Fußball : "Die Freundschaft muss ruhen"

Trainer Helmut Mertens spricht über den guten Saisonstarts des Aufsteigers TSV Kaldenkirchen in der Bezirksliga, das anstehende Spiel bei Rhenania Hinsbeck und seine Sympathien für den Derbygegner.

Sie sind am Sonntag um 15 Uhr mit dem TSV Kaldenkirchen bei Rhenania Hinsbeck zu Gast. Ist die Vorfreude auf das Derby angesichts von sechs Punkten aus drei Spielen Ihrer Mannschaft noch ein wenig größer als sonst?

Mertens Die Freude auf ein Derby ist immer groß. Nach Hinsbeck komme ich besonders gerne, schließlich habe ich dort vier schöne Jahre als Trainer verbracht und kenne daher noch viele Rhenania-Spieler. Ich verstehe mich auch mit Trainer Tom Neber sehr gut, wir haben früher zusammen Fußball gespielt, später war er in Grefrath noch einer meiner Spieler. Da ist also keine Rivalität drin, ich hege vielmehr Sympathie für den Verein. Aber ich werde sicher nicht Beifall klatschen, wenn Rhenania Hinsbeck am Sonntag gegen uns gut spielt. Da muss die Freundschaft für 90 Minuten ruhen.

Was erwarten Sie von Ihrer Mannschaft?

Mertens Ich erwarte, dass wir da weitermachen, wo wir vergangene Woche in Strümp aufgehört haben. Wir haben bislang drei gute Spiele abgeliefert und in Strümp ein 0:2 in einen 3:2-Sieg gedreht. Das spricht für die Moral der Mannschaft.

Hat Sie Ihre Mannschaft mit diesem Start positiv überrascht?

Mertens Auf jeden Fall, schließlich haben wir keine optimale Vorbereitung absolviert. Wir hatten einige verletzte oder noch gesperrte Spieler, andere waren im Urlaub. Und die Testspiele gegen Bezirksligisten haben wir verloren. Doch auch eine gute Vorbereitung garantiert keine Punkte. Die Mannschaft hat zum richtigen Zeitpunkt den Hebel umlegen können.

Das hat sie auch beim 3:2-Sieg in Strümp getan...

Mertens Da haben wir gezeigt, dass wir eine gute Mentalität in der Truppe haben und auch bei einem 0:2-Rückstand nicht die Köpfe hängenlassen. Ich weiß aber nicht, wie oft so ein aufwendiges Spiel durchzuhalten ist.
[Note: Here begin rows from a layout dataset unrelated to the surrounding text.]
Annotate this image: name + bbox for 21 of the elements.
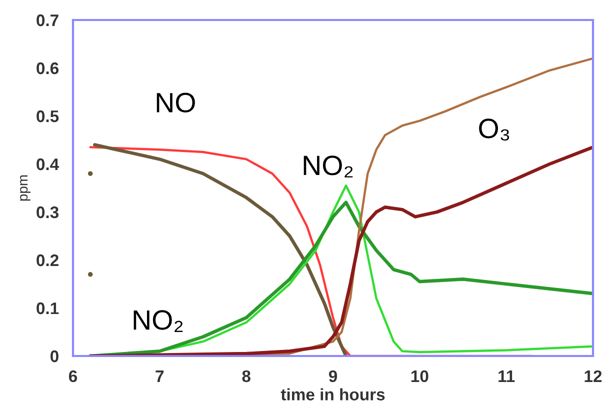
annotation: NO — [156, 92, 195, 112]
x-tick-label: 9 — [328, 370, 338, 382]
annotation: NO₂ — [304, 156, 353, 178]
y-tick-label: 0.1 — [36, 302, 59, 314]
x-tick-label: 8 — [242, 370, 250, 382]
y-tick-label: 0.6 — [36, 62, 59, 74]
y-axis-title: ppm — [20, 175, 30, 201]
x-tick-label: 7 — [156, 370, 164, 382]
y-tick-label: 0.3 — [36, 206, 59, 218]
x-tick-label: 6 — [68, 370, 78, 382]
x-axis-title: time in hours — [280, 388, 385, 400]
y-tick-label: 0.7 — [36, 14, 58, 26]
y-tick-label: 0.2 — [36, 254, 58, 266]
annotation: NO₂ — [134, 310, 183, 332]
annotation: O₃ — [479, 118, 510, 141]
x-tick-label: 11 — [498, 370, 515, 382]
x-tick-label: 12 — [584, 370, 602, 382]
y-tick-label: 0.5 — [36, 110, 59, 122]
y-tick-label: 0 — [50, 350, 58, 362]
y-tick-label: 0.4 — [36, 158, 60, 170]
x-tick-label: 10 — [411, 370, 428, 382]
Hinsbeck wartet noch auf den ersten Saisonpunkt, hat seine beiden Spiele bislang verloren. Macht dieser Umstand die Aufgabe leichter oder schwieriger für Ihr Team?

Mertens Ich denke, dass es dadurch eher schwieriger wird. Hinsbeck hat eine ähnlich schlechte Vorbereitung hinter sich wie wir. Tom Neber erzählte mir schon, dass sein Team vielleicht noch ein paar Wochen bis zur Bestform braucht. Doch er hat eine erfahrene Mannschaft, die sich in der vergangenen Saison lange unter den ersten Fünf gehalten hat. Das Potenzial ist auf jeden Fall vorhanden. Ich hoffe nur nicht, dass Hinsbeck es gegen uns wieder voll abruft.

Ihre Mannschaft bestach in Strümp vor allem durch erfolgreiche Standards...

Mertens Das ist aber eigentlich gar keine Spezialität von uns und war wohl eher Zufall. Im Vorjahr haben wir schließlich nur ein Tor nach Standards erzielt.

Fakt ist aber, dass Kaldenkirchen seine beiden bisherigen Auswärtsspiele gewonnen hat...

Mertens Und ich hoffe, dass diese Serie auch am Sonntag hält. Am besten hält sie gleich die ganze Saison, wobei das wohl nicht der Fall sein wird. Man muss bedenken, dass wir einen sehr dünnen Kader haben. Wenn da einige Stammkräfte ausfallen, wird es eng.

Wie sieht die Personallage aus?

Mertens Mirko Schröders und Sören Goltz fehlen verletzt, Dennis Datko ist im Urlaub. So etwas gehört zum Amateur-Fußball dazu.